Botha does not believe the government has a financing headache in regard to its infrastructure investment plan.
“In the last two fiscal years, government had a R130 billion tax revenue overrun. That is an unbelievable figure.
“I think government has enough money. For the first bunch of infrastructure projects of R340 billion, the funding is already in place.
“Construction is the most labour intensive sector of the economy. For every job you create, you immediately broaden the tax base,” he said.
In his Medium Term Budget Policy Statement (MTBPS), Godongwana referred to the 65 priority infrastructure projects valued at R340 billion that were gazetted in 2020 and the additional 55 new projects from various sectors valued at R441 billion.

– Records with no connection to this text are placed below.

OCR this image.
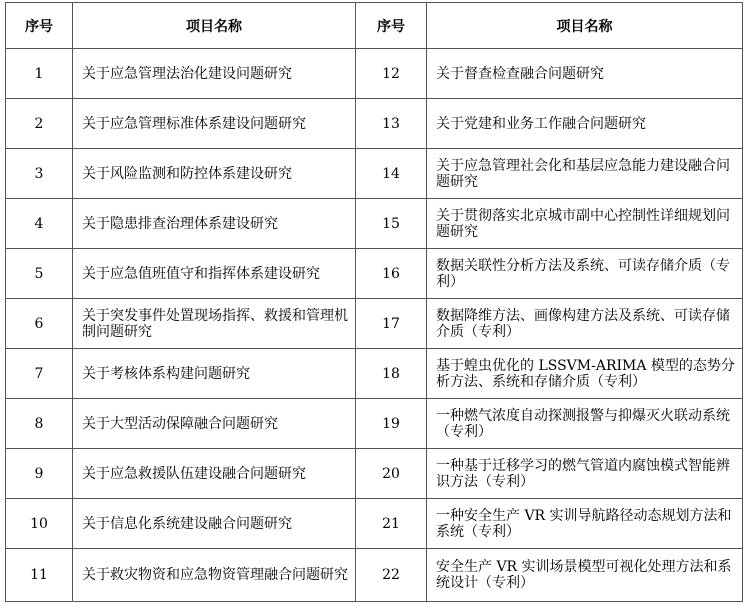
序号	项目名称	序号	项目名称
1	关于应急管理法治化建设问题研究	12	关于督查检查融合问题研究
2	关于应急管理标准体系建设问题研究	13	关于党建和业务工作融合问题研究
3	关于风险监测和防控体系建设研究	14	关于应急管理社会化和基层应急能力建设融合问题研究
4	关于隐患排查治理体系建设研究	15	关于贯彻落实北京城市副中心控制性详细规划问题研究
5	关于应急值班值守和指挥体系建设研究	16	数据关联性分析方法及系统、可读存储介质（专利）
6	关于突发事件处置现场指挥、救援和管理机制问题研究	17	数据降维方法、画像构建方法及系统、可读存储介质（专利）
7	关于考核体系构建问题研究	18	基于蝗虫优化的 LSSVM-ARIMA 模型的态势分析方法、系统和存储介质（专利）
8	关于大型活动保障融合问题研究	19	一种燃气浓度自动探测报警与抑爆灭火联动系统（专利）
9	关于应急救援队伍建设融合问题研究	20	一种基于迁移学习的燃气管道内腐蚀模式智能辨识方法（专利）
10	关于信息化系统建设融合问题研究	21	一种安全生产 VR 实训导航路径动态规划方法和系统（专利）
11	关于救灾物资和应急物资管理融合问题研究	22	安全生产 VR 实训场景模型可视化处理方法和系统设计（专利）
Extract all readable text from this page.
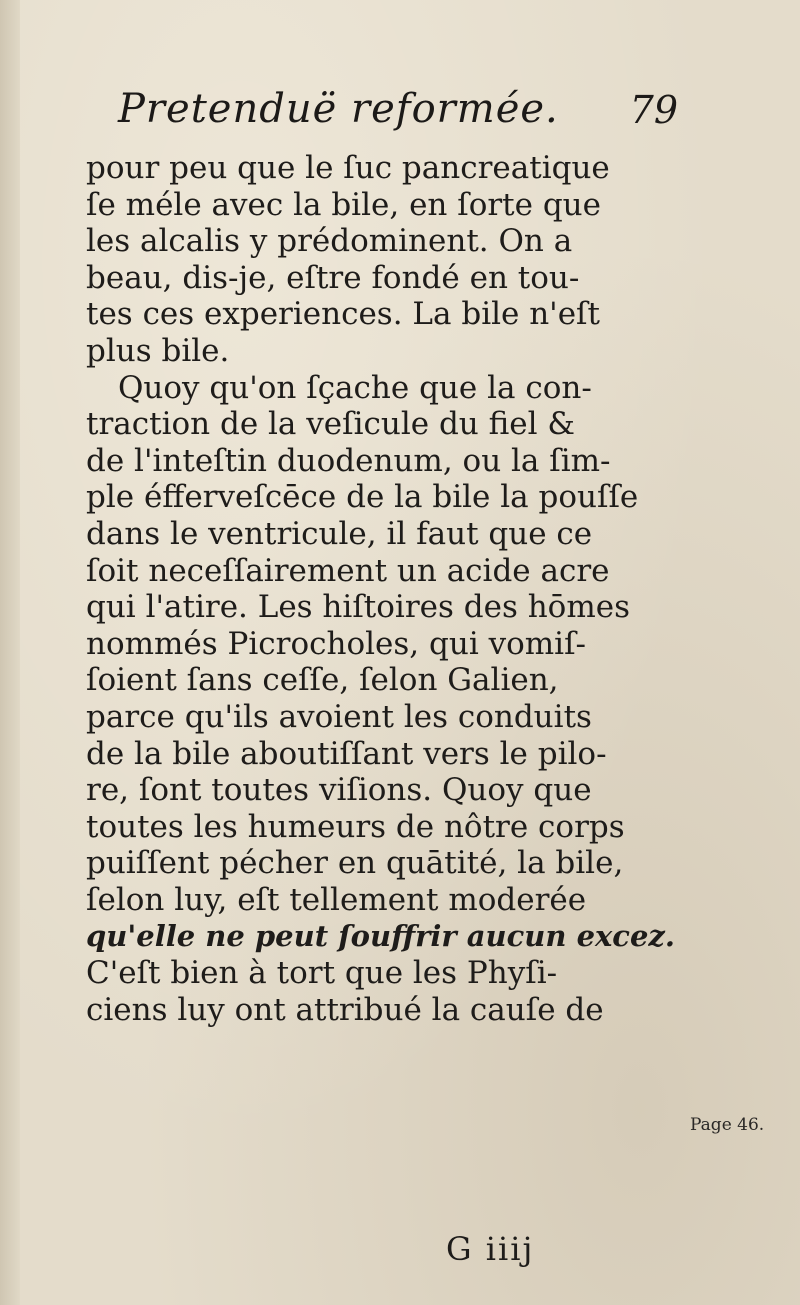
Pretenduë reformée. 79
pour peu que le ſuc pancreatique
ſe méle avec la bile, en ſorte que
les alcalis y prédominent. On a
beau, dis-je, eſtre fondé en tou-
tes ces experiences. La bile n'eſt
plus bile.
Quoy qu'on ſçache que la con-
traction de la veſicule du fiel &
de l'inteſtin duodenum, ou la ſim-
ple éfferveſcēce de la bile la pouſſe
dans le ventricule, il faut que ce
ſoit neceſſairement un acide acre
qui l'atire. Les hiſtoires des hōmes
nommés Picrocholes, qui vomiſ-
ſoient ſans ceſſe, ſelon Galien,
parce qu'ils avoient les conduits
de la bile aboutiſſant vers le pilo-
re, ſont toutes viſions. Quoy que
toutes les humeurs de nôtre corps
puiſſent pécher en quātité, la bile,
ſelon luy, eſt tellement moderée
qu'elle ne peut ſouffrir aucun excez.
C'eſt bien à tort que les Phyſi-
ciens luy ont attribué la cauſe de
Page 46.
G iiij
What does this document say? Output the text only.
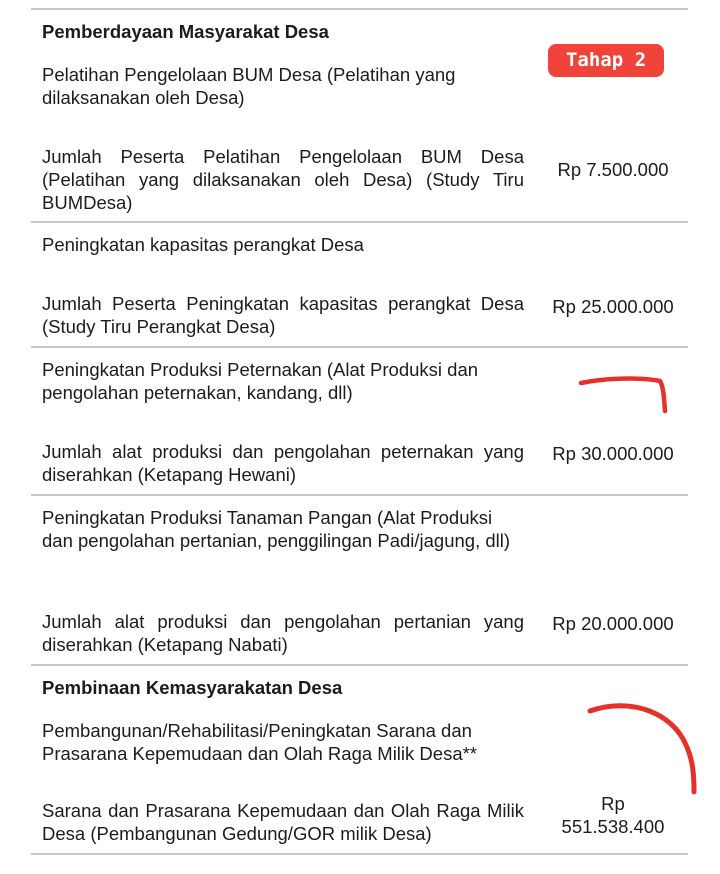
Pemberdayaan Masyarakat Desa

Pelatihan Pengelolaan BUM Desa (Pelatihan yang dilaksanakan oleh Desa)

Tahap 2

Jumlah Peserta Pelatihan Pengelolaan BUM Desa (Pelatihan yang dilaksanakan oleh Desa) (Study Tiru BUMDesa)

Rp 7.500.000

Peningkatan kapasitas perangkat Desa

Jumlah Peserta Peningkatan kapasitas perangkat Desa (Study Tiru Perangkat Desa)

Rp 25.000.000

Peningkatan Produksi Peternakan (Alat Produksi dan pengolahan peternakan, kandang, dll)

Jumlah alat produksi dan pengolahan peternakan yang diserahkan (Ketapang Hewani)

Rp 30.000.000

Peningkatan Produksi Tanaman Pangan (Alat Produksi dan pengolahan pertanian, penggilingan Padi/jagung, dll)

Jumlah alat produksi dan pengolahan pertanian yang diserahkan (Ketapang Nabati)

Rp 20.000.000

Pembinaan Kemasyarakatan Desa

Pembangunan/Rehabilitasi/Peningkatan Sarana dan Prasarana Kepemudaan dan Olah Raga Milik Desa**

Sarana dan Prasarana Kepemudaan dan Olah Raga Milik Desa (Pembangunan Gedung/GOR milik Desa)

Rp

551.538.400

However, the R441 billion cited by Godongwana in the MTBPS differs from the stated R595 billion value of these projects when the second tranche of projects was announced in October 2021.
Botha conceded there is “a huge funding gap” for these second tranche projects but is encouraged by the invitation to the private sector to “come to the party and get involved”.
Afrimat CEO Andries van Heerden said the company’s most recent financial results show a correlation between the latest index results and Afrimat’s construction materials and industrial minerals segments returning closer to pre-Covid-19 volumes and margin levels.
“We do remain cautiously optimistic that additional momentum will come to the fore during the course of 2022, driven by the much anticipated infrastructure projects,” he said.